Hayward’s description of Pope Shenouda is correct as is her conclusion that “notwithstanding Shenouda's centralizing measures, the Coptic community today is more fragmented than it has been since the early 1960s.” It is true that Pope Shenouda allowed churches to be built without special permission from the state. This often went well, but at times this also resulted in conflicts between Muslims and Christians as described in Arab-West Report. He was indeed working on removing Copts from the jurisdiction of Sharī’ah inheritance law, and adopting a unified legal code for all Christians in Egypt. “All of these reforms were in process when Mubarak was overthrown last February, but their current status is unclear,” Hayward writes. The discussion on a unified legal code for all Christians in Egypt was much desired, but had also been dragging on for many years with no conclusion in sight. This is typical in a country where authorities habitually and intentionally delayed reforms which they in reality did not want or feared Islamist opposition if they would implement a certain new law.
The current status is indeed unclear. There is resistance in some Islamic groups to changes but on the other and there are also indications that some leaders of the Freedom and Justice Party want dialogue. I think Copts should use each opportunity to express their grievances and wishes to Islamists leaders.
The proportion of Copts is obviously important to Hayward since this is mentioned on three different occasions in her text. She first claims that Copts make up “approximately 10 percent of Egypt's population,” linking this to a comment that the one hundred drafters for the new constitutions “include just six Copts,” making her conclude that thus it “will be even less likely to take into account the concerns of the Coptic community.”
Hayward later repeats the argument that Copts are underrepresented: “The 100-person constitutional assembly includes very few delegates likely to be sympathetic to Coptic demands. Indeed, only six of them are Christian -- two of whom are members of the Muslim Brotherhood's Freedom and Justice Party. On his deathbed, the pope had attempted to use his remaining political clout to secure more seats for Copts in the assembly, but fell short.” She concludes that Copts are thus facing an “underrepresentation in the assembly,” which is not true. It seems Hayward is not aware of the studies of Philip Fargues, author of many studies on the statistics of Christians in the Arab World, who is convinced that the proportion of Copts in Egypt does not exceed six percent.
It is good Hayward mentioned that two out of the six Copts are members of the Freedom and Justice Party since it is certainly not true that Coptic members of this party would represent one-third of Coptic Christians in Egypt.

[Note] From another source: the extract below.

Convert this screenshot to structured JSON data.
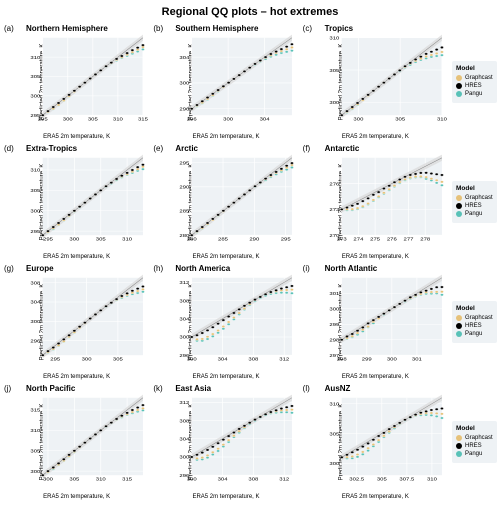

In her conclusion, Hayward returns to the proportion of Copts in Egypt: “At less than 10 percent of the population, the Copts are hardly a counterweight to the Islamist Muslim Brothers and Salafists who control nearly 75 percent of the parliament and who appointed the constitutional assembly. Yet the lack of an effective Coptic minority voice at the table will only further diminish the chance that Egypt's constitution will represent and protect all Egyptians.” It is not true that these Islamists “appointed the constitutional assembly,” but it is true that they had a large say in this.
Mentioning the proportion of Copts in three different places in her article and continuously linking this to the argument to underrepresentation shows that the proportion of Copts is a key argument in her text. It is then sad that the proportion presented is incorrect, undermining a good part of her argument in an otherwise well-written article.
Hayward states that “the Coptic community's best chance of achieving desired reforms may be to strike some kind of bargain with members of the current assembly. But this can happen only if the community agrees on priorities.” She is right and shows that it is unfortunately unlikely that the community will agree on priorities. “At a recent conference on the new constitution, Coptic leftists saw individual citizenship rights and equality before the law regardless of religion as the most important issue, whereas Orthodox priests spoke of resolving problems with inheritance law and divorce. Meanwhile, anecdotal evidence suggests that obtaining the right to build churches without state permission is important to nearly all Egyptian Copts.”
Copts wish church building without state permission? I have been observing these discussions in person and I do not think this formulation is accurate. Coptic intellectuals have been arguing for many years for equality in regulations between church and mosque-building, which is not equal to building without any state interference. It is a fact, however, that in 2011 most new churches and the expansion of existing churches was happening with hardly any state interference because currently, the state is mostly absent and thus all Egyptians make use of this to almost build as they like.
Hayward: “To secure the reforms they are pushing for, however, secularists and traditionalists will need to work together because although church leaders have more clout within the Coptic community, Coptic leftists are often better at connecting with Egyptian society at large.” This is certainly true.
“Particularly since more than twenty Christians, leftists, and reformers walked out of the constitutional assembly on the basis that it is insufficiently representative, the Coptic community may find that negotiation and external pressure are the only levers left to them, unless the current assembly is disbanded and a new one selected,” Hayward concludes. Regretfully she has adopted the arguments of Christians she met that they were insufficiently represented without really looking into the various Western studies that exist on Coptic statistics. I, however, fully agree with her that negotiation is a major tool left to them. I disagree to the external pressure since this has the proven tendency to backfire for Copts in Egypt.